Lagere straf voor 'valiumverkrachter'

De 28-jarige Johan S. heeft vandaag in hoger beroep een lagere celstraf opgelegd gekregen. Het gerechtshof in Den Haag legde hem vijf jaar en acht maanden cel op voor het verkrachten van twee vrouwen en aanranding van een derde vrouw in 2006. De man, die de bijnaam 'valiumverkrachter' kreeg, werd in juli 2007 door de rechtbank in Den Haag nog veroordeeld tot tien jaar cel.

In hoger beroep was ook tien jaar cel tegen hem geëist. De man uit Sassenheim werd ervan beschuldigd de verkrachtingen en aanranding te hebben gepleegd door zijn slachtoffers een bedwelmend middel te hebben toegediend. Het hof acht in tegenstelling tot de rechtbank en het Openbaar Ministerie dit onderdeel echter niet bewezen en heeft hem op dit punt vrijgesproken.

Ook van de verkrachting van de derde vrouw, die volgens het hof is aangerand, en de verkrachting van een vierde vrouw is hij vrijgesproken. Het OM had hier overigens ook voor gepleit. Verder is de man bij gebrek aan overtuigend bewijs vrijgesproken van zedenmisdrijven die hij bij een vijfde vrouw zou hebben gepleegd, waar het OM ook al om had gevraagd.

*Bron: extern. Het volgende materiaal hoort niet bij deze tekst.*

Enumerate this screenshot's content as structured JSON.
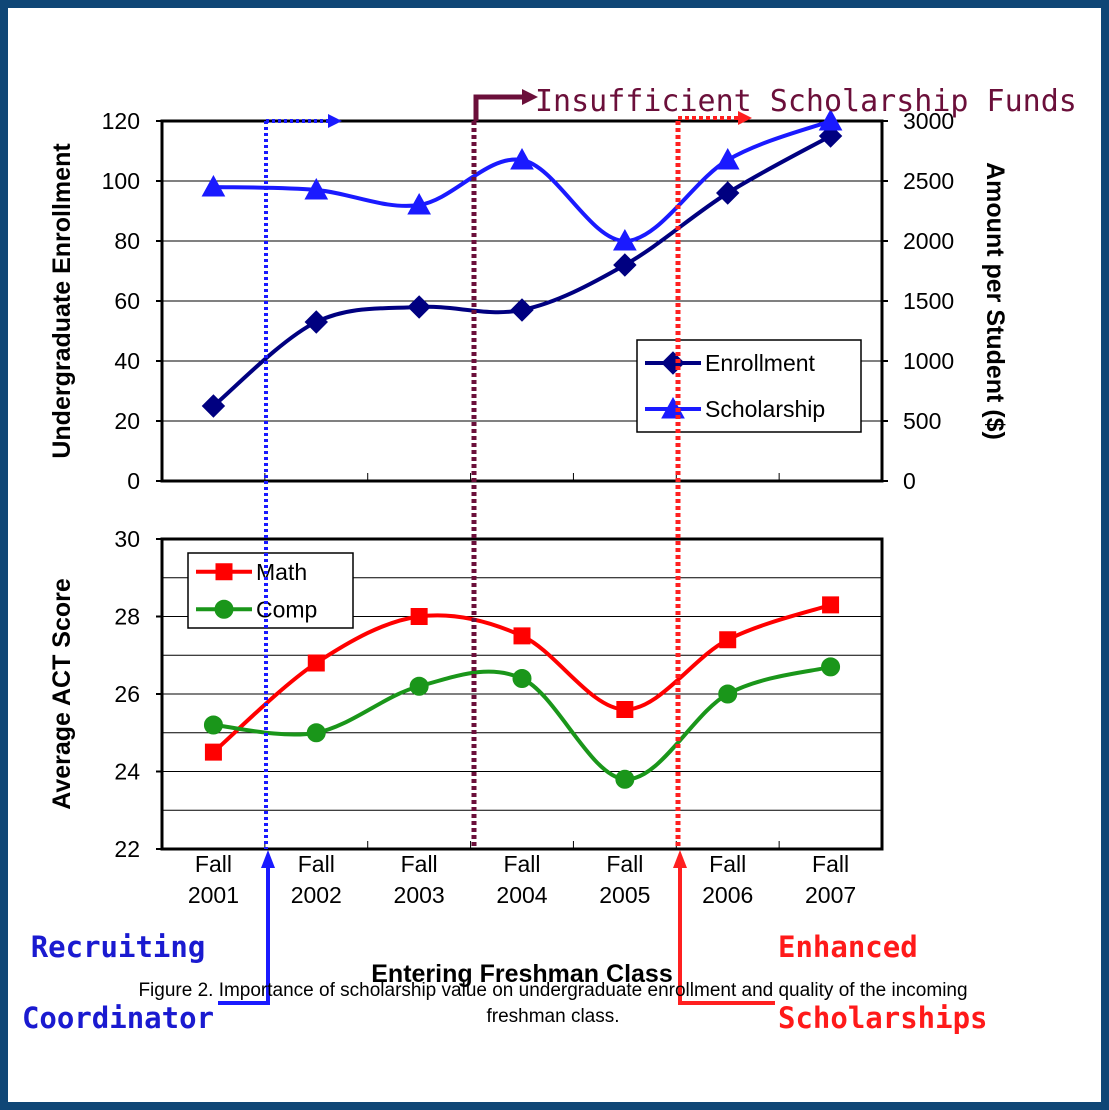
{
  "chart_data": [
    {
      "type": "line",
      "ylabel": "Undergraduate Enrollment",
      "y2label": "Amount per Student ($)",
      "ylim": [
        0,
        120
      ],
      "yticks": [
        0,
        20,
        40,
        60,
        80,
        100,
        120
      ],
      "y2lim": [
        0,
        3000
      ],
      "y2ticks": [
        0,
        500,
        1000,
        1500,
        2000,
        2500,
        3000
      ],
      "grid": true,
      "legend": "lower right",
      "series": [
        {
          "name": "Enrollment",
          "color": "#000080",
          "marker": "diamond",
          "values": [
            25,
            53,
            58,
            57,
            72,
            96,
            115
          ]
        },
        {
          "name": "Scholarship",
          "color": "#1a1aff",
          "marker": "triangle",
          "axis": "y2",
          "values": [
            2450,
            2425,
            2300,
            2675,
            2000,
            2675,
            3000
          ]
        }
      ]
    },
    {
      "type": "line",
      "ylabel": "Average ACT Score",
      "xlabel": "Entering Freshman Class",
      "categories": [
        "Fall 2001",
        "Fall 2002",
        "Fall 2003",
        "Fall 2004",
        "Fall 2005",
        "Fall 2006",
        "Fall 2007"
      ],
      "ylim": [
        22,
        30
      ],
      "yticks": [
        22,
        24,
        26,
        28,
        30
      ],
      "minor_yticks": [
        23,
        25,
        27,
        29
      ],
      "grid": true,
      "legend": "upper left",
      "series": [
        {
          "name": "Math",
          "color": "#ff0000",
          "marker": "square",
          "values": [
            24.5,
            26.8,
            28.0,
            27.5,
            25.6,
            27.4,
            28.3
          ]
        },
        {
          "name": "Comp",
          "color": "#1a961a",
          "marker": "circle",
          "values": [
            25.2,
            25.0,
            26.2,
            26.4,
            23.8,
            26.0,
            26.7
          ]
        }
      ]
    }
  ],
  "annotations": [
    "Insufficient Scholarship Funds",
    "Recruiting Coordinator",
    "Enhanced Scholarships"
  ],
  "caption": "Figure 2.  Importance of scholarship value on undergraduate enrollment and quality of the incoming freshman class."
}
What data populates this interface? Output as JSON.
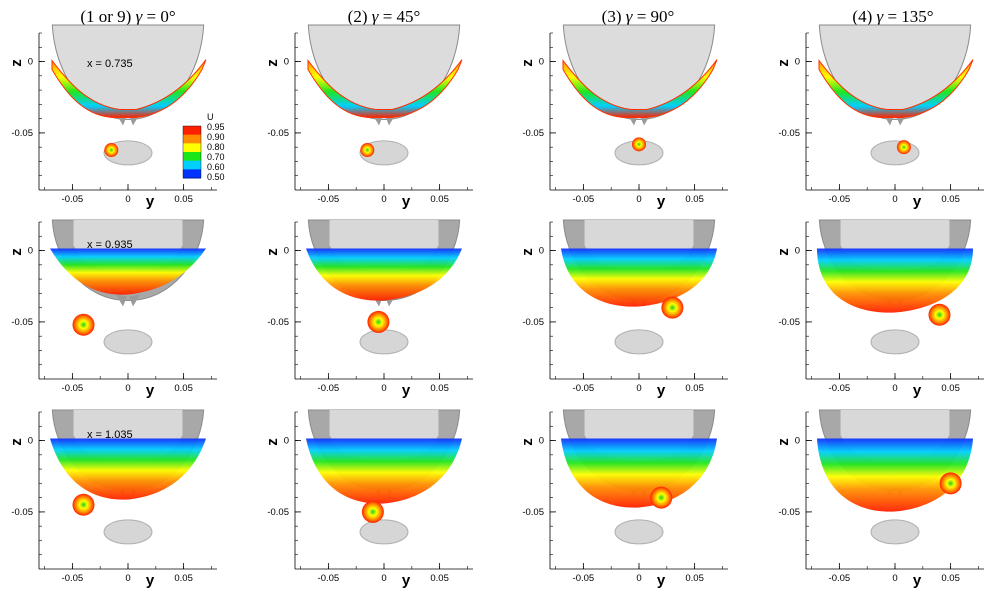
{
  "chart_data": {
    "type": "heatmap",
    "columns": [
      {
        "prefix": "(1 or 9) ",
        "gamma": "0°"
      },
      {
        "prefix": "(2) ",
        "gamma": "45°"
      },
      {
        "prefix": "(3) ",
        "gamma": "90°"
      },
      {
        "prefix": "(4) ",
        "gamma": "135°"
      }
    ],
    "rows": [
      {
        "x_label": "x = 0.735"
      },
      {
        "x_label": "x = 0.935"
      },
      {
        "x_label": "x = 1.035"
      }
    ],
    "xlabel": "y",
    "ylabel": "z",
    "xlim": [
      -0.08,
      0.08
    ],
    "ylim": [
      -0.09,
      0.02
    ],
    "x_ticks": [
      "-0.05",
      "0",
      "0.05"
    ],
    "y_ticks": [
      "0",
      "-0.05"
    ],
    "x_tick_values": [
      -0.05,
      0,
      0.05
    ],
    "y_tick_values": [
      0,
      -0.05
    ],
    "colorbar": {
      "title": "U",
      "levels": [
        "0.95",
        "0.90",
        "0.80",
        "0.70",
        "0.60",
        "0.50"
      ],
      "colors": [
        "#ff2000",
        "#ff8c00",
        "#ffff00",
        "#19e619",
        "#00cfff",
        "#0033ff"
      ]
    },
    "vortex_cores": [
      [
        [
          -0.015,
          -0.062
        ],
        [
          -0.015,
          -0.062
        ],
        [
          0,
          -0.058
        ],
        [
          0.008,
          -0.06
        ]
      ],
      [
        [
          -0.04,
          -0.052
        ],
        [
          -0.005,
          -0.05
        ],
        [
          0.03,
          -0.04
        ],
        [
          0.04,
          -0.045
        ]
      ],
      [
        [
          -0.04,
          -0.045
        ],
        [
          -0.01,
          -0.05
        ],
        [
          0.02,
          -0.04
        ],
        [
          0.05,
          -0.03
        ]
      ]
    ]
  }
}
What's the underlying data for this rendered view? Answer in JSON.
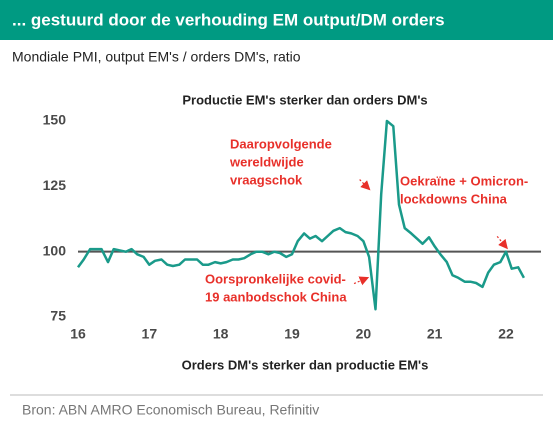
{
  "chart_data": {
    "type": "line",
    "header": "... gestuurd door de verhouding EM output/DM orders",
    "subtitle": "Mondiale PMI, output EM's / orders DM's, ratio",
    "title": "Productie EM's sterker dan orders DM's",
    "xlabel": "Orders DM's sterker dan productie EM's",
    "source": "Bron: ABN AMRO Economisch Bureau, Refinitiv",
    "color": "#1a9a8a",
    "reference_line": 100,
    "x": [
      16.0,
      16.08,
      16.17,
      16.25,
      16.33,
      16.42,
      16.5,
      16.58,
      16.67,
      16.75,
      16.83,
      16.92,
      17.0,
      17.08,
      17.17,
      17.25,
      17.33,
      17.42,
      17.5,
      17.58,
      17.67,
      17.75,
      17.83,
      17.92,
      18.0,
      18.08,
      18.17,
      18.25,
      18.33,
      18.42,
      18.5,
      18.58,
      18.67,
      18.75,
      18.83,
      18.92,
      19.0,
      19.08,
      19.17,
      19.25,
      19.33,
      19.42,
      19.5,
      19.58,
      19.67,
      19.75,
      19.83,
      19.92,
      20.0,
      20.08,
      20.17,
      20.25,
      20.33,
      20.42,
      20.5,
      20.58,
      20.67,
      20.75,
      20.83,
      20.92,
      21.0,
      21.08,
      21.17,
      21.25,
      21.33,
      21.42,
      21.5,
      21.58,
      21.67,
      21.75,
      21.83,
      21.92,
      22.0,
      22.08,
      22.17,
      22.25
    ],
    "values": [
      94,
      97,
      101,
      101,
      101,
      96,
      101,
      100.5,
      100,
      101,
      99,
      98,
      95,
      96.5,
      97,
      95,
      94.5,
      95,
      97,
      97,
      97,
      95,
      95,
      96,
      95.5,
      96,
      97,
      97,
      97.5,
      99,
      100,
      100,
      99,
      100,
      99.5,
      98,
      99,
      104,
      107,
      105,
      106,
      104,
      106,
      108,
      109,
      107.5,
      107,
      106,
      104,
      98,
      78,
      122,
      150,
      148,
      118,
      109,
      107,
      105,
      103,
      105.5,
      102,
      99,
      96,
      91,
      90,
      88.5,
      88.5,
      88,
      86.5,
      92,
      95,
      96,
      100,
      93.5,
      94,
      90
    ],
    "xlim": [
      16,
      22.35
    ],
    "xticks": [
      16,
      17,
      18,
      19,
      20,
      21,
      22
    ],
    "ylim": [
      75,
      150
    ],
    "yticks": [
      75,
      100,
      125,
      150
    ],
    "annotations": [
      {
        "lines": [
          "Daaropvolgende",
          "wereldwijde",
          "vraagschok"
        ],
        "x": 20.2,
        "y": 123
      },
      {
        "lines": [
          "Oekraïne + Omicron-",
          "lockdowns China"
        ],
        "x": 22.1,
        "y": 100.5
      },
      {
        "lines": [
          "Oorspronkelijke covid-",
          "19 aanbodschok China"
        ],
        "x": 20.15,
        "y": 92
      }
    ]
  }
}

S. werd aangehouden in Brazilië, waar hij vanaf eind juni 2006 vijf maanden lang in de gevangenis zat totdat hij werd uitgeleverd aan Nederland. In april 2006 was het OM met een opmerkelijk open opsporingsbericht voor S. gekomen. Daarin werd de naam van de verdachte genoemd en werden foto's van hem getoond. De ernst van het geweld dat bij de verkrachtingen zou zijn gebruikt en de angst voor herhaling speelden daarbij een rol.

In hoger beroep stelde de advocaat van S. onder meer dat het OM niet-ontvankelijk moest worden verklaard in de zaak, omdat de man door toedoen van het OM in Brazilië onder onmenselijke omstandigheden zou hebben vastgezeten in afwachting van zijn uitlevering. Het hof ging niet mee in dit verweer.